Right now, our ER is almost eerily empty. Many people are picking up on the messaging to STAY HOME and out of our department, so our patient volume is actually a bit down right now. The city, the country, seems to be holding its collective breath. This gives us the most precious gift of TIME. This preparation time is essential. Our administration teams and department leads are using this time to tap every resource available to prepare for the tsunami that is coming our way. Meeting after meeting to bring together incredibly complex logistics, ensuring no stone is left unturned.
Our frontline staff are learning on their feet. At the start of every shift, we are briefed on the new developments for the day. Sometimes this happens several times per day. We are perfecting isolation processes, rearranging physical space, working towards creating essentially two separate hospitals inside one.
After our shifts, we are digesting literally dozens of emails per day with updated processes, directives, plans. We are also working hard to bring ourselves scientifically up to speed — listening to podcasts, reading the newly-published articles that are flying off the press, to learn as much as we possibly can about this new beast we are facing.
What can you do to help out? The Globe and Mail assures me that this weird toilet-paper hoarding behaviour is due to the need to control an uncontrollable situation. Here are two things you can control that are actually helpful:
1. STAY HOME. Seriously. Every bit of time you spend not interacting with people in the community buys US a bit of time to prepare to help you. Keep it up. When the novelty starts to wear off, double down.

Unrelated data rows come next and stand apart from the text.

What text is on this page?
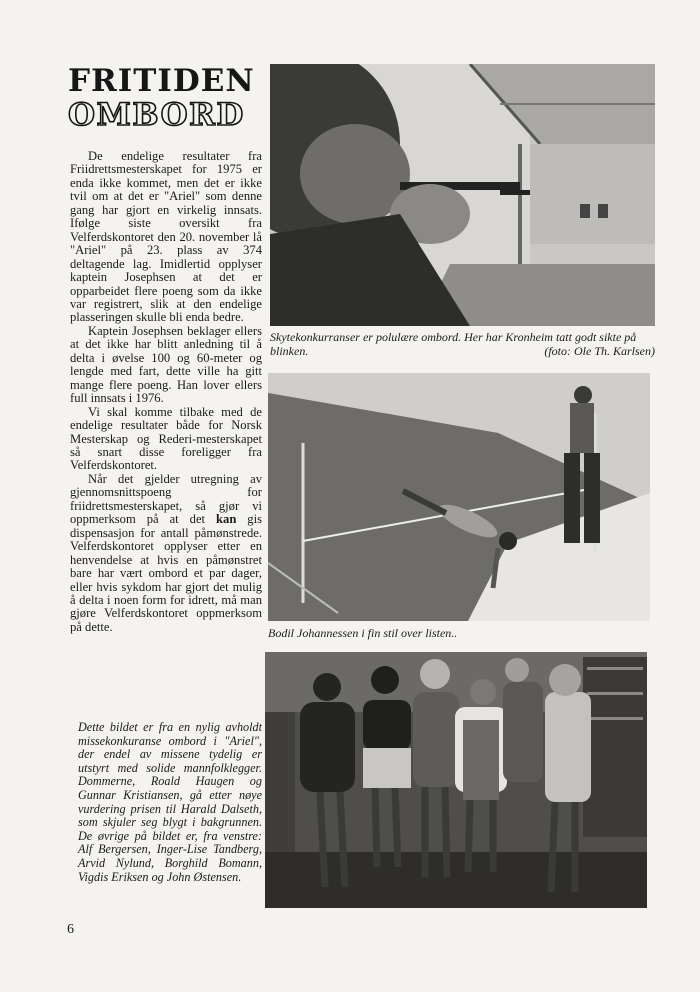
FRITIDEN
OMBORD

De endelige resultater fra Friidrettsmesterskapet for 1975 er enda ikke kommet, men det er ikke tvil om at det er "Ariel" som denne gang har gjort en virkelig innsats. Ifølge siste oversikt fra Velferdskontoret den 20. november lå "Ariel" på 23. plass av 374 deltagende lag. Imidlertid opplyser kaptein Josephsen at det er opparbeidet flere poeng som da ikke var registrert, slik at den endelige plasseringen skulle bli enda bedre.

Kaptein Josephsen beklager ellers at det ikke har blitt anledning til å delta i øvelse 100 og 60-meter og lengde med fart, dette ville ha gitt mange flere poeng. Han lover ellers full innsats i 1976.

Vi skal komme tilbake med de endelige resultater både for Norsk Mesterskap og Rederi-mesterskapet så snart disse foreligger fra Velferdskontoret.

Når det gjelder utregning av gjennomsnittspoeng for friidrettsmesterskapet, så gjør vi oppmerksom på at det kan gis dispensasjon for antall påmønstrede. Velferdskontoret opplyser etter en henvendelse at hvis en påmønstret bare har vært ombord et par dager, eller hvis sykdom har gjort det mulig å delta i noen form for idrett, må man gjøre Velferdskontoret oppmerksom på dette.

Dette bildet er fra en nylig avholdt missekonkuranse ombord i "Ariel", der endel av missene tydelig er utstyrt med solide mannfolklegger. Dommerne, Roald Haugen og Gunnar Kristiansen, gå etter nøye vurdering prisen til Harald Dalseth, som skjuler seg blygt i bakgrunnen. De øvrige på bildet er, fra venstre: Alf Bergersen, Inger-Lise Tandberg, Arvid Nylund, Borghild Bomann, Vigdis Eriksen og John Østensen.
Skytekonkurranser er polulære ombord. Her har Kronheim tatt godt sikte på blinken.	(foto: Ole Th. Karlsen)
Bodil Johannessen i fin stil over listen..
6
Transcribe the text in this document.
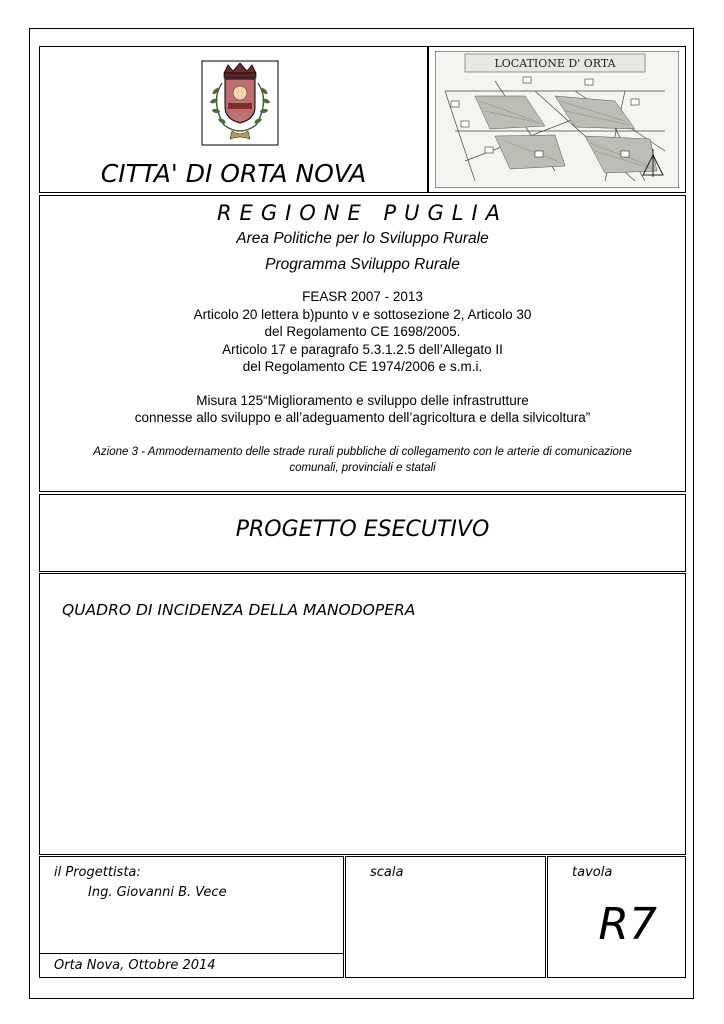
CITTA' DI ORTA NOVA
LOCATIONE D' ORTA
REGIONE PUGLIA
Area Politiche per lo Sviluppo Rurale
Programma Sviluppo Rurale
FEASR 2007 - 2013
Articolo 20 lettera b)punto v e sottosezione 2, Articolo 30
del Regolamento CE 1698/2005.
Articolo 17 e paragrafo 5.3.1.2.5 dell’Allegato II
del Regolamento CE 1974/2006 e s.m.i.
Misura 125“Miglioramento e sviluppo delle infrastrutture
connesse allo sviluppo e all’adeguamento dell’agricoltura e della silvicoltura”
Azione 3 - Ammodernamento delle strade rurali pubbliche di collegamento con le arterie di comunicazione
comunali, provinciali e statali
PROGETTO ESECUTIVO
QUADRO DI INCIDENZA DELLA MANODOPERA
il Progettista:
Ing. Giovanni B. Vece
Orta Nova, Ottobre 2014
scala	tavola
R7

2. Donate blood. Sounds, weird, I know, but the blood banks are running low, transportation of blood around the country may be seriously impaired by flight cancellations, and we need a continuous supply. If you have to leave home for one reason, let this be the reason. Think of it as the day’s entertainment.
(3. In brackets because I’m sure it doesn’t apply to you: STOP STEALING OUR F***ING MASKS. There is a special place in hell for mask-stealers.)